Sometimes the losses elders sustain occur in rapid-fire sequence, with little or no recovery time in between.1,6
It is no wonder that older adults, in one way or another, exhibit what we consider resistance to their changing lives. In terms of a hospitalization, this may mean saying “no” to medications, individual providers, tests, surgery, home-health visits, or something as small as being talked to or touched in what they perceive as a disturbing, overly familiar, or mechanized manner.
“Many patients are resistant to having people come into their homes and help them, and at the same time they are resistant to going to a skilled nursing care facility,” says Dr. Green, “and it has to do with their [feelings of the] loss of independence and control over their lives.”
“It’s very easy if you’re in medicine to normalize your context of the hospital,” says Solie. “In other words, the hospital seems familiar to you and you’re very comfortable moving around there, and mainly because you’re in control. You’re the doctor … and you move in the hospital in order to make things happen and you never feel all that threatened. But when you bring an older person who already has a heightened sensitivity toward losing control into the hospital—this complex, technological world of medicine—and they have the cumulative disadvantage of being sick,” says Solie, “it’s really important to remember that there will probably be no other state that they’ll be in, except maybe nursing home care, where they will feel so out of control.”
A good first step in communicating with older patients is to quickly develop a rapport with them and show them you recognize what they’re up against.7 “They really want to know whether or not I get it,” says Solie.
The way you communicate that you get it, he says, is fairly straightforward: When I’m first interacting with the patient, I say, “if you are like my [other] elderly patients … I’m sure you’re feeling a lot of anxiety over [not having much] control and, first of all, I want to assure you that I’m going to make sure you understand the choices and help you make all the decisions.
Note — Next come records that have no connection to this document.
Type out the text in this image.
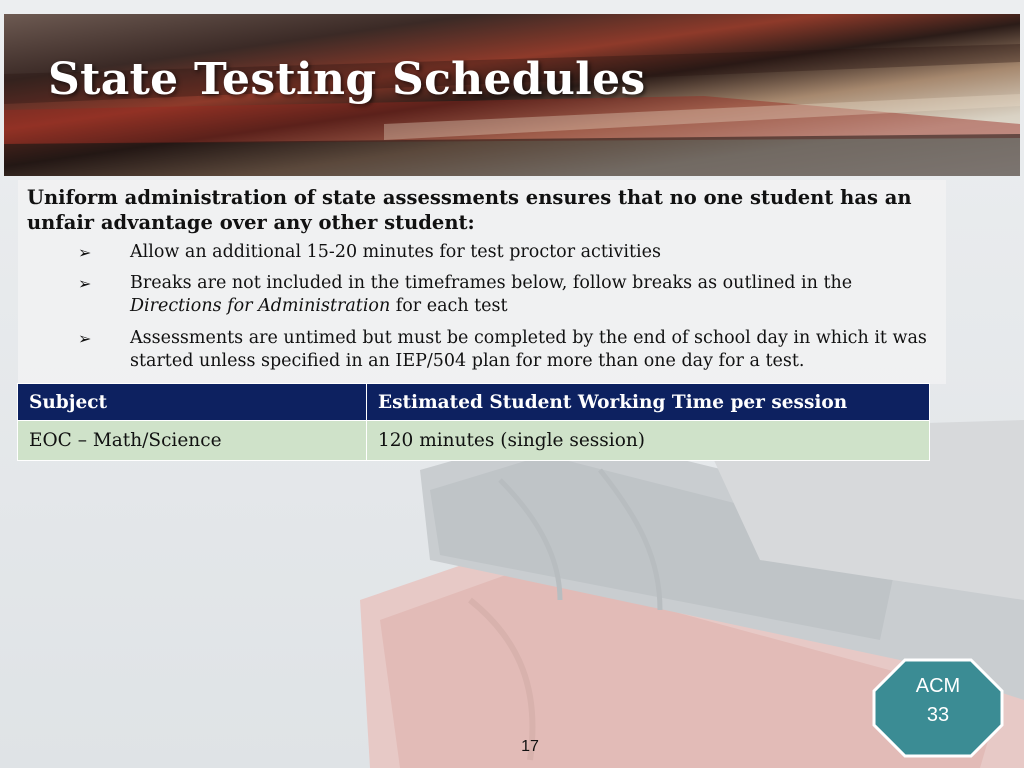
State Testing Schedules

Uniform administration of state assessments ensures that no one student has an unfair advantage over any other student:

➢	Allow an additional 15-20 minutes for test proctor activities
➢	Breaks are not included in the timeframes below, follow breaks as outlined in the Directions for Administration for each test
➢	Assessments are untimed but must be completed by the end of school day in which it was started unless specified in an IEP/504 plan for more than one day for a test.
Subject	Estimated Student Working Time per session
EOC – Math/Science	120 minutes (single session)
ACM
33
17
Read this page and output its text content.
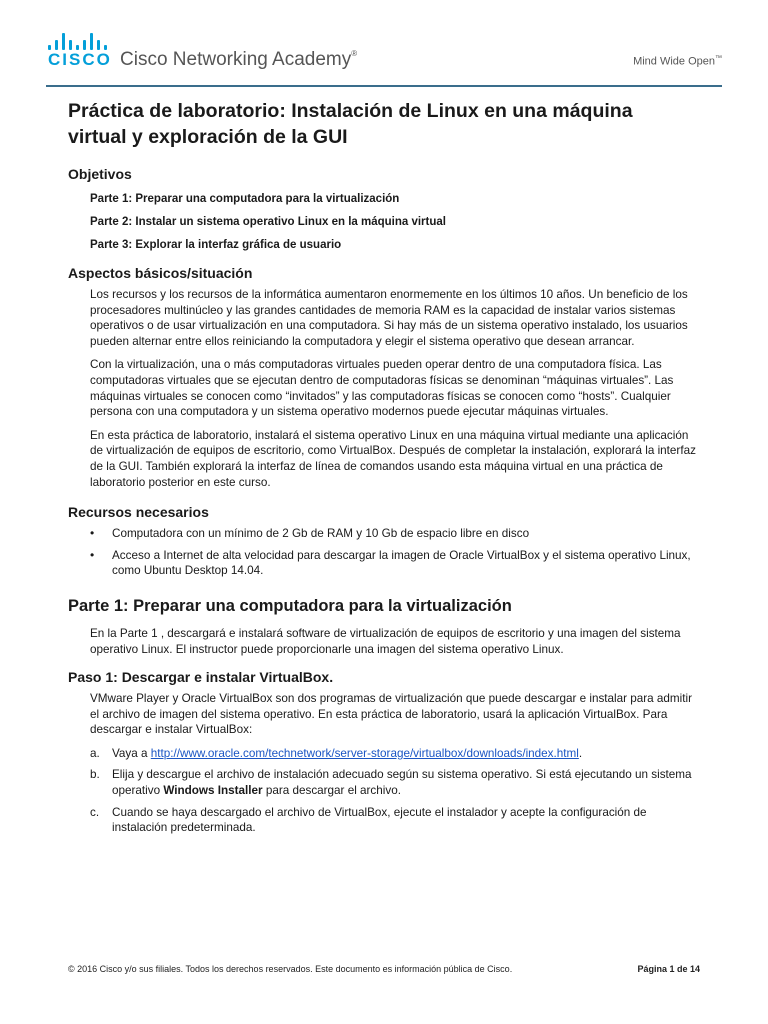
CISCO Cisco Networking Academy®
Mind Wide Open™
Práctica de laboratorio: Instalación de Linux en una máquina
virtual y exploración de la GUI
Objetivos
Parte 1: Preparar una computadora para la virtualización
Parte 2: Instalar un sistema operativo Linux en la máquina virtual
Parte 3: Explorar la interfaz gráfica de usuario
Aspectos básicos/situación

Los recursos y los recursos de la informática aumentaron enormemente en los últimos 10 años. Un beneficio de los procesadores multinúcleo y las grandes cantidades de memoria RAM es la capacidad de instalar varios sistemas operativos o de usar virtualización en una computadora. Si hay más de un sistema operativo instalado, los usuarios pueden alternar entre ellos reiniciando la computadora y elegir el sistema operativo que desean arrancar.

Con la virtualización, una o más computadoras virtuales pueden operar dentro de una computadora física. Las computadoras virtuales que se ejecutan dentro de computadoras físicas se denominan “máquinas virtuales”. Las máquinas virtuales se conocen como “invitados” y las computadoras físicas se conocen como “hosts”. Cualquier persona con una computadora y un sistema operativo modernos puede ejecutar máquinas virtuales.

En esta práctica de laboratorio, instalará el sistema operativo Linux en una máquina virtual mediante una aplicación de virtualización de equipos de escritorio, como VirtualBox. Después de completar la instalación, explorará la interfaz de la GUI. También explorará la interfaz de línea de comandos usando esta máquina virtual en una práctica de laboratorio posterior en este curso.

Recursos necesarios
• Computadora con un mínimo de 2 Gb de RAM y 10 Gb de espacio libre en disco
• Acceso a Internet de alta velocidad para descargar la imagen de Oracle VirtualBox y el sistema operativo Linux, como Ubuntu Desktop 14.04.
Parte 1: Preparar una computadora para la virtualización

En la Parte 1 , descargará e instalará software de virtualización de equipos de escritorio y una imagen del sistema operativo Linux. El instructor puede proporcionarle una imagen del sistema operativo Linux.

Paso 1: Descargar e instalar VirtualBox.

VMware Player y Oracle VirtualBox son dos programas de virtualización que puede descargar e instalar para admitir el archivo de imagen del sistema operativo. En esta práctica de laboratorio, usará la aplicación VirtualBox. Para descargar e instalar VirtualBox:

a. Vaya a http://www.oracle.com/technetwork/server-storage/virtualbox/downloads/index.html.
b. Elija y descargue el archivo de instalación adecuado según su sistema operativo. Si está ejecutando un sistema operativo Windows Installer para descargar el archivo.
c. Cuando se haya descargado el archivo de VirtualBox, ejecute el instalador y acepte la configuración de instalación predeterminada.
© 2016 Cisco y/o sus filiales. Todos los derechos reservados. Este documento es información pública de Cisco.	Página 1 de 14
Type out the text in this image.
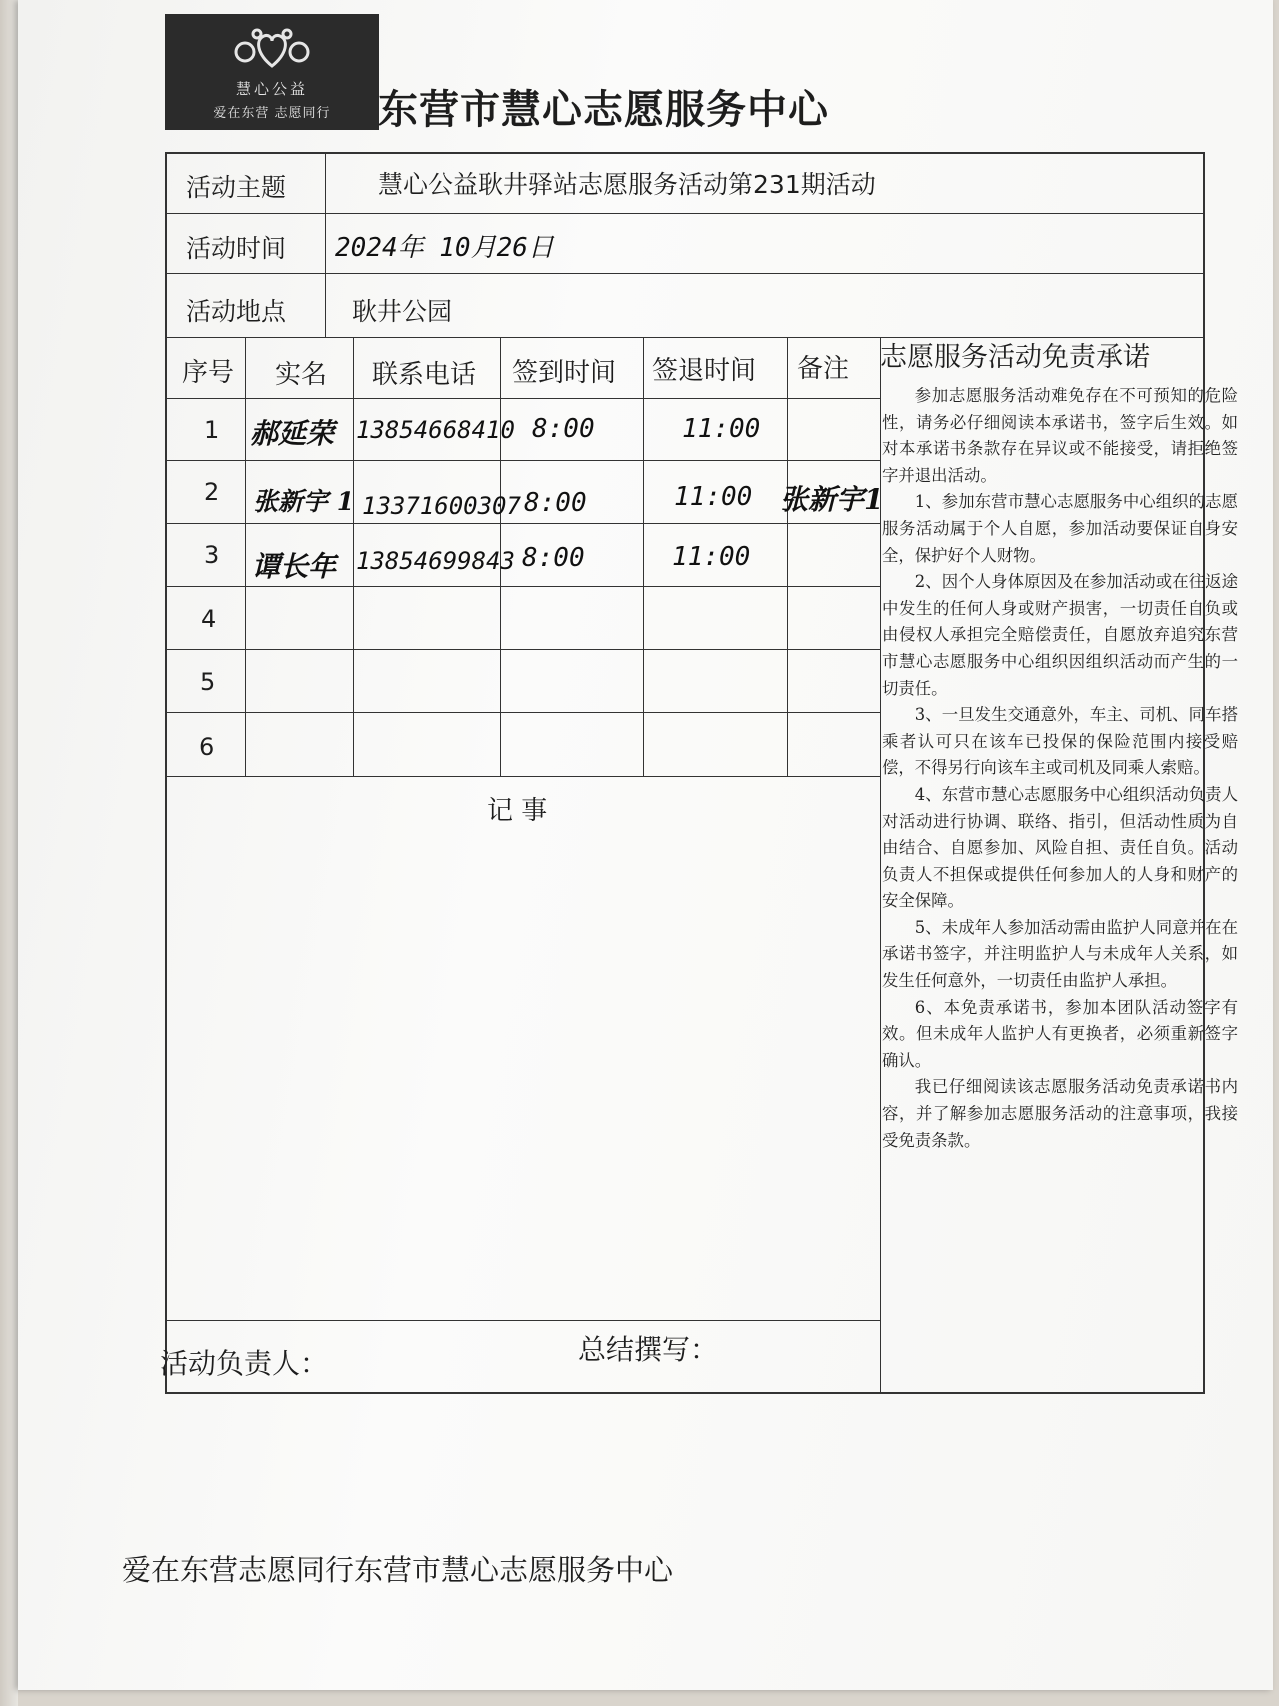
慧心公益
爱在东营 志愿同行	东营市慧心志愿服务中心
活动主题	慧心公益耿井驿站志愿服务活动第231期活动
活动时间 2024年 10月26日
活动地点	耿井公园
序号 实名 联系电话 签到时间 签退时间 备注 志愿服务活动免责承诺
1 郝延荣 13854668410 8:00	11:00
2 张新宇 1 13371600307 8:00	11:00 张新宇1
3 谭长年 13854699843 8:00	11:00
4
5
6
记 事

参加志愿服务活动难免存在不可预知的危险性，请务必仔细阅读本承诺书，签字后生效。如对本承诺书条款存在异议或不能接受，请拒绝签字并退出活动。

1、参加东营市慧心志愿服务中心组织的志愿服务活动属于个人自愿，参加活动要保证自身安全，保护好个人财物。

2、因个人身体原因及在参加活动或在往返途中发生的任何人身或财产损害，一切责任自负或由侵权人承担完全赔偿责任，自愿放弃追究东营市慧心志愿服务中心组织因组织活动而产生的一切责任。

3、一旦发生交通意外，车主、司机、同车搭乘者认可只在该车已投保的保险范围内接受赔偿，不得另行向该车主或司机及同乘人索赔。

4、东营市慧心志愿服务中心组织活动负责人对活动进行协调、联络、指引，但活动性质为自由结合、自愿参加、风险自担、责任自负。活动负责人不担保或提供任何参加人的人身和财产的安全保障。

5、未成年人参加活动需由监护人同意并在在承诺书签字，并注明监护人与未成年人关系，如发生任何意外，一切责任由监护人承担。

6、本免责承诺书，参加本团队活动签字有效。但未成年人监护人有更换者，必须重新签字确认。

我已仔细阅读该志愿服务活动免责承诺书内容，并了解参加志愿服务活动的注意事项，我接受免责条款。

活动负责人：	总结撰写：
爱在东营志愿同行东营市慧心志愿服务中心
And … I’m definitely going to … put everything in a language that you understand. But if I’m not successful, I’m going to employ someone from your family. We’re going to work together. Even though you’re hospitalized and even though you’re fighting this illness (or whatever the condition might be), you still [have] the right to make choices, and my goal is to partner with you. My expertise is medicine, but you have an expertise in your life.”
In other words, you are signaling that you recognize that control is the issue. Acknowledge the loss, ask about the value of the event or decision to the patient, ask what you can do to help them deal with their feelings or make up their minds. It also allows you to remind an older patient’s children that control is a big and normal concern for their mother or father.
Many people who are hospitalists—who are even in their late 20s, 30s, 40s—have been totally healthy their whole life, so it is hard to relate to what it’s like to be older and to be losing function, losing friends who are also dying, losing their house … it can be helpful for the hospitalist to take time and explore those issues [of loss and legacy].
—Eva Chittenden, MD
Hospitalists at a Different Time and Place
The elderly desperately need people who can serve them as natural healers, who are not constantly in a hurry, and who care what they are thinking and feeling. How can hospitalists relate to those who are in the midst of life review and who are hanging on to an escaping control? How can they serve their patients in a way that meets all needs?